Managing yeast and fungal infections can be challenging due to the presence of slowly growing hyphae [
28]. Consequently, the in vitro and ex vivo infection models used in these experiments may not fully represent the slowly progressing fungal infections that take time to show clinical signs. UVC light’s limited penetration through the cornea [
19] highlights the benefit of combining it with antifungal medications, as supported by the current study’s data. These results suggest that UVC could be a promising empirical treatment for microbial keratitis, applied directly at the infection site after tissue debridement and sample collection for laboratory cultures [
29]. Given that fungal corneal infections are typically not confirmed until later in their progression, early UVC application as soon as an infiltrate appears may improve treatment outcomes as an empirical approach, inhibiting microbial growth regardless of the infection’s origin. UVC’s limited corneal penetration also reduces off-target damage [
30], and its efficacy against fungal pathogens can be enhanced through debridement and combination with antifungal drugs. Additionally, when compared to other phototherapeutic techniques, UVC acts without other agents, whereas other photodynamic procedures, e.g., corneal collagen cross-linking, require UVA and riboflavin for their antimicrobial effects [
9,
10].
In our previous research, we tested a broad range of microorganisms using agar plates as surface lawns without considering depth factors, except when evaluating Pseudomonas aeruginosa. In the current experiments, we specifically examined the depth factor by utilizing an in vitro infection model and an ex vivo model to study infection in subcellular contexts for fungal keratitis. These new data build upon our previous in vitro studies and lay the groundwork for transitioning to in vivo research.

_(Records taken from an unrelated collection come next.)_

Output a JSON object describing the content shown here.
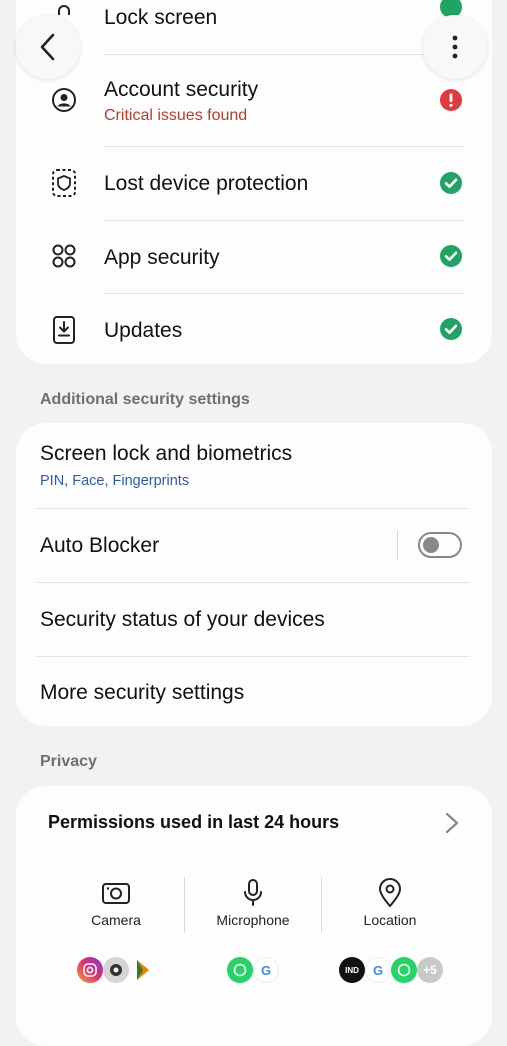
{
  "top_card": {
    "items": [
      {
        "label": "Lock screen",
        "status": "ok"
      },
      {
        "label": "Account security",
        "sublabel": "Critical issues found",
        "status": "critical"
      },
      {
        "label": "Lost device protection",
        "status": "ok"
      },
      {
        "label": "App security",
        "status": "ok"
      },
      {
        "label": "Updates",
        "status": "ok"
      }
    ]
  },
  "additional": {
    "header": "Additional security settings",
    "items": [
      {
        "label": "Screen lock and biometrics",
        "sublabel": "PIN, Face, Fingerprints"
      },
      {
        "label": "Auto Blocker",
        "toggle": false
      },
      {
        "label": "Security status of your devices"
      },
      {
        "label": "More security settings"
      }
    ]
  },
  "privacy": {
    "header": "Privacy",
    "permissions_title": "Permissions used in last 24 hours",
    "permissions": [
      {
        "label": "Camera",
        "apps": [
          "Instagram",
          "Camera",
          "Pay"
        ]
      },
      {
        "label": "Microphone",
        "apps": [
          "WhatsApp",
          "Google"
        ]
      },
      {
        "label": "Location",
        "apps": [
          "IND money",
          "Google",
          "WhatsApp"
        ],
        "more": "+5"
      }
    ]
  },
  "colors": {
    "ok": "#1fa463",
    "critical": "#e0393e",
    "sublabel_blue": "#2a5bb8",
    "critical_text": "#c0392b"
  },
  "icons": {
    "back": "chevron-left-icon",
    "more": "more-vertical-icon"
  }
}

The potential for UVC to induce sub-inhibitory dose-induced fungal tolerance is worthy of future research. While ecological evidence shows that some microorganisms can develop tolerance to UV light and other stressors over extended periods, a recent review found limited evidence for tolerance to sub-lethal doses of light-based anti-infective treatments [
31]. However, considering ecological examples, it remains a possibility worth exploring, particularly in regard to how fungal species might respond to prolonged or repeated sub-lethal therapeutic UVC doses.